From the current point of view, the situation of Chinese creditors is indeed not optimistic. First, cross-border collection is indeed complicated. The deadline for the opposition motion on July 15 is very tight. If the motion is passed and enters the stage of the liquidator entrusting a lawyer, it will be very unfavorable to the creditors; second, the motion adopts a voting system. Although Chinese creditors currently account for a high proportion of restricted judicial areas, they account for less than 5% of the total claims. More than 95% are other creditors. In order to speed up the distribution of claims, other creditors who have nothing to do with them will vote for approval more easily.
But even so, Chinese creditors will not sit back and do nothing. Means such as building groups and protests have emerged one after another, and self-help has become the key. On July 9, according to Cryptoslate, more than 500 Chinese creditors questioned the FTX payment freeze in the US court. The Chinese creditor with the pseudonym Will said in an interview with Law and Dynamic that he had hired an American lawyer and more than 500 Chinese creditors were organizing a response to FTX's decision. The Chinese creditor also called on other creditors to seek the help of professional lawyers as much as possible, or to send letters of opposition to the motion to the court in their personal names.

In addition to taking legal measures, there are also many debt transfer schemes on the market, that is, selling debts in packages to debt buyers who meet the compensation plan to quickly recover funds. The motion actually used a strange way to induce this method. According to Wil, there is a clause in the motion that "if a third-party institution buys your debt, your original country of holding will no longer be considered when determining the eligibility for compensation."

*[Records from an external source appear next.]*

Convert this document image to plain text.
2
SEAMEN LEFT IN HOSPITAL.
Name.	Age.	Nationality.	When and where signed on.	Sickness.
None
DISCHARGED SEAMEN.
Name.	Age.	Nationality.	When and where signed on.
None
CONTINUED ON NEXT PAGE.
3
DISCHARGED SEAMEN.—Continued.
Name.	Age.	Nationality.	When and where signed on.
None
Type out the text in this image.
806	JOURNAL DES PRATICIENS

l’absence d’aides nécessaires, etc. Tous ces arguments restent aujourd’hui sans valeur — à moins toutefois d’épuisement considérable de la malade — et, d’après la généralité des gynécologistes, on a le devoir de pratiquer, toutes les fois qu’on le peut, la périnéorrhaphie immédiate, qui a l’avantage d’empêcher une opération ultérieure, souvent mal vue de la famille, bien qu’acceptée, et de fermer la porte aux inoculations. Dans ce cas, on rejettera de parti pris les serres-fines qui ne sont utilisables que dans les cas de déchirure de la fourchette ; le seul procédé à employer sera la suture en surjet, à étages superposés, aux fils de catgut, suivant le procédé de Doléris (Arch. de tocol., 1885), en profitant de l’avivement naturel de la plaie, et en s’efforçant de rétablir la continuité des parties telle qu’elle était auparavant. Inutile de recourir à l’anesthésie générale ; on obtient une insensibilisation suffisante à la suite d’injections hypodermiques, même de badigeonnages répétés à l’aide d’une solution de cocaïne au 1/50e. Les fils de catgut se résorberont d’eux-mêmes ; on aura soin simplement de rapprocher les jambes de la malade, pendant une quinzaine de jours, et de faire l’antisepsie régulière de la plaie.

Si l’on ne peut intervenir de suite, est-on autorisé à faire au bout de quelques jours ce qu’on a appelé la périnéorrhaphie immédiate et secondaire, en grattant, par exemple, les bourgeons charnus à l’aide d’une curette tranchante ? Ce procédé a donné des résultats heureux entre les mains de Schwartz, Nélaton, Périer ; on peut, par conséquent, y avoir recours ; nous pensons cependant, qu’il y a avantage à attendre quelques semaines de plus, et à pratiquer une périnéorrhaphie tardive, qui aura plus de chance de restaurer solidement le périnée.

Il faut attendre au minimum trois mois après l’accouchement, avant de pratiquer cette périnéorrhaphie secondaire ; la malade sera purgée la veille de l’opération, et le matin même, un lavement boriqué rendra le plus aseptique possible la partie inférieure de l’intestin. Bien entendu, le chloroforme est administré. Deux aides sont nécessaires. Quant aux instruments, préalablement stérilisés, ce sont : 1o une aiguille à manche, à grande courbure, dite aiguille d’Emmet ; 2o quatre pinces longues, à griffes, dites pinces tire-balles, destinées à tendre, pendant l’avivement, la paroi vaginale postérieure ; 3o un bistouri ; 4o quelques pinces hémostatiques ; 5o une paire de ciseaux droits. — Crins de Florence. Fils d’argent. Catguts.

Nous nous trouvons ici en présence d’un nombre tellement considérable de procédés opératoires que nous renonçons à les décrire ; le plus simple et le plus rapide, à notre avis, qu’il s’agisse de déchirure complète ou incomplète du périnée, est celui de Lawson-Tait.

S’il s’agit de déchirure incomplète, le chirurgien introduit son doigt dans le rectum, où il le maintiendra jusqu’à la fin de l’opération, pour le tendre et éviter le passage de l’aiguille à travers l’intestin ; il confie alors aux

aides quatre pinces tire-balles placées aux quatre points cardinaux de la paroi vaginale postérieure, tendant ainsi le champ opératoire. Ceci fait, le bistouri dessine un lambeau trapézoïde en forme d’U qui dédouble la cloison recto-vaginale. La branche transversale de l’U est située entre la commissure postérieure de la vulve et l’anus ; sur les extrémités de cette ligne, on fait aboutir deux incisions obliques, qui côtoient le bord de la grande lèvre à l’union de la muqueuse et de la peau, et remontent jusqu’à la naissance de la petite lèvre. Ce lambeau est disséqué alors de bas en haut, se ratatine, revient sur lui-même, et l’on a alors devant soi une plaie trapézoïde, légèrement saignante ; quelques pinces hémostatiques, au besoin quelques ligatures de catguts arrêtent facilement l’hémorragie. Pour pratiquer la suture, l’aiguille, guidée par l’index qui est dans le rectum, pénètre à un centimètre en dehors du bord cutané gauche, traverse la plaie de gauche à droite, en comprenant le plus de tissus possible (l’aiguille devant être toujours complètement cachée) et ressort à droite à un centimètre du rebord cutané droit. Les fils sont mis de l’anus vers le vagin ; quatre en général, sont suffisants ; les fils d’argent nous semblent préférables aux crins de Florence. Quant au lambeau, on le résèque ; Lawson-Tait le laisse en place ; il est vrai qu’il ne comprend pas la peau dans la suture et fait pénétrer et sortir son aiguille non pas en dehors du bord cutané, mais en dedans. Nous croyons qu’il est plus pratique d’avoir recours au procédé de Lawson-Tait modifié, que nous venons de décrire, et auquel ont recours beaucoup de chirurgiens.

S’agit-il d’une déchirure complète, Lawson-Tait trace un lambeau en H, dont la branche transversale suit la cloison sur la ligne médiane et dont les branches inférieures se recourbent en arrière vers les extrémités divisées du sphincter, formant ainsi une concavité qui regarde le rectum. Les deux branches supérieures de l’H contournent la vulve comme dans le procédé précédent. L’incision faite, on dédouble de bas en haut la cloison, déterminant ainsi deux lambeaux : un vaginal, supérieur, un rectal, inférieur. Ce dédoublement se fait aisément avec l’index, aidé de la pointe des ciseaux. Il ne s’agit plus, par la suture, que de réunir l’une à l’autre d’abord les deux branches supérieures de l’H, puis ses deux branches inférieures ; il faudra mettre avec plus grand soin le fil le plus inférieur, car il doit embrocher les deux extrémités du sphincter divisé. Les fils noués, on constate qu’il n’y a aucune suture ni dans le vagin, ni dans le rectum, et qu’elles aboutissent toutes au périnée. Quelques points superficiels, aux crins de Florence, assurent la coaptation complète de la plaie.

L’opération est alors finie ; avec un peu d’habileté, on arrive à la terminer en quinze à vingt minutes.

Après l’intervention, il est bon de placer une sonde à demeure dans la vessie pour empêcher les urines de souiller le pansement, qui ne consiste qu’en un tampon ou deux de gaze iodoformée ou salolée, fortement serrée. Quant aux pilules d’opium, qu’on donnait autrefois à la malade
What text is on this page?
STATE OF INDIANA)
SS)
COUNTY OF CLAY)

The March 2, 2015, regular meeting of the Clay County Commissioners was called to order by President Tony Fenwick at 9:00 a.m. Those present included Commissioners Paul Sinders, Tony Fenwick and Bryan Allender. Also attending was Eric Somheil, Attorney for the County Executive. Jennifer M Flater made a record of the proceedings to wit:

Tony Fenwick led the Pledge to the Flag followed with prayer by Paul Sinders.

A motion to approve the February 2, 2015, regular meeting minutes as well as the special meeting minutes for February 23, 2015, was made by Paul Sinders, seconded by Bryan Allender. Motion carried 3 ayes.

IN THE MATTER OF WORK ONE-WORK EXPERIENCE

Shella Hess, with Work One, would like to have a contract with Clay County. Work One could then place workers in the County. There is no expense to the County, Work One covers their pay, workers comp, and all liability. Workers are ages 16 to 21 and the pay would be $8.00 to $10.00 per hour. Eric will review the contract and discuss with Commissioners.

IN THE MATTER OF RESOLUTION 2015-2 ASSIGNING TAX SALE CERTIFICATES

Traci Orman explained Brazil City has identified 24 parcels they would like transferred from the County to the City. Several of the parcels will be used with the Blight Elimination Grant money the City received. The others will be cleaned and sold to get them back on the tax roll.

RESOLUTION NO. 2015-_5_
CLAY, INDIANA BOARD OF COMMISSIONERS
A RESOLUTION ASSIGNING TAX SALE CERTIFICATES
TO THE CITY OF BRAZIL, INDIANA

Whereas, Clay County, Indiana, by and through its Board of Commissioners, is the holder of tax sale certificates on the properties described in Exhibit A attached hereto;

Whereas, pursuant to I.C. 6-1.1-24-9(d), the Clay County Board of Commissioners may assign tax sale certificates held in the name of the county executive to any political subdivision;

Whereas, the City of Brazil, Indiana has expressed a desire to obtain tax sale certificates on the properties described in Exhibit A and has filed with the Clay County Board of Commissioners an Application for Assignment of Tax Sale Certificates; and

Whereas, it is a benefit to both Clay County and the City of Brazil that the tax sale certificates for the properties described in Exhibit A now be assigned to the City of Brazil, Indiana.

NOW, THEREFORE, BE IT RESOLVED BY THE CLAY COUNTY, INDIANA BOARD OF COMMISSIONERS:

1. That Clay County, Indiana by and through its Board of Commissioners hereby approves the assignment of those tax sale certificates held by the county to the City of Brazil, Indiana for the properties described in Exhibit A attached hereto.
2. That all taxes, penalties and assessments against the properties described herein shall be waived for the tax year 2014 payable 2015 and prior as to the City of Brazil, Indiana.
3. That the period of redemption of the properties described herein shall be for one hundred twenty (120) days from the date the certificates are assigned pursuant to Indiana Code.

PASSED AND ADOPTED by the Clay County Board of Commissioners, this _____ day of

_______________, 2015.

As for why some people want to buy debts in bulk, the core essence is still profit. In FTX's compensation, the claims are calculated at an annual interest rate of 9%, which has been nearly 3 years, and will continue to be calculated over time. In addition to the deterministic interest income, FTX is now in the process of recovering other assets, and there is the possibility of additional distribution in the future. Overall, therefore, FTX's claims are definitely high-quality claims, which are not only popular with individual acquirers, but also favored by the institutional market. Furthermore, financial institutions with mature systems can even package them into underlying assets and then arbitrage in the form of derivatives.
Market sales are a reasonable way to exit, but if they are forced to sell, it will obviously change the whole thing. Whether the efforts of Chinese creditors will be rewarded and whether they can get back their due claims is still unknown. As mentioned before, even if it complies with legal provisions, the liquidation team has begun to make a big fuss by using the topic of "jurisdiction" in an attempt to detain the assets of Chinese investors, which has also made the meaning of the word compliance more strongly questioned. Is the purpose of compliance to protect investors' assets or to add an unavoidable reason for confiscation?
This pending debt collection may tear apart the last fig leaf of compliance.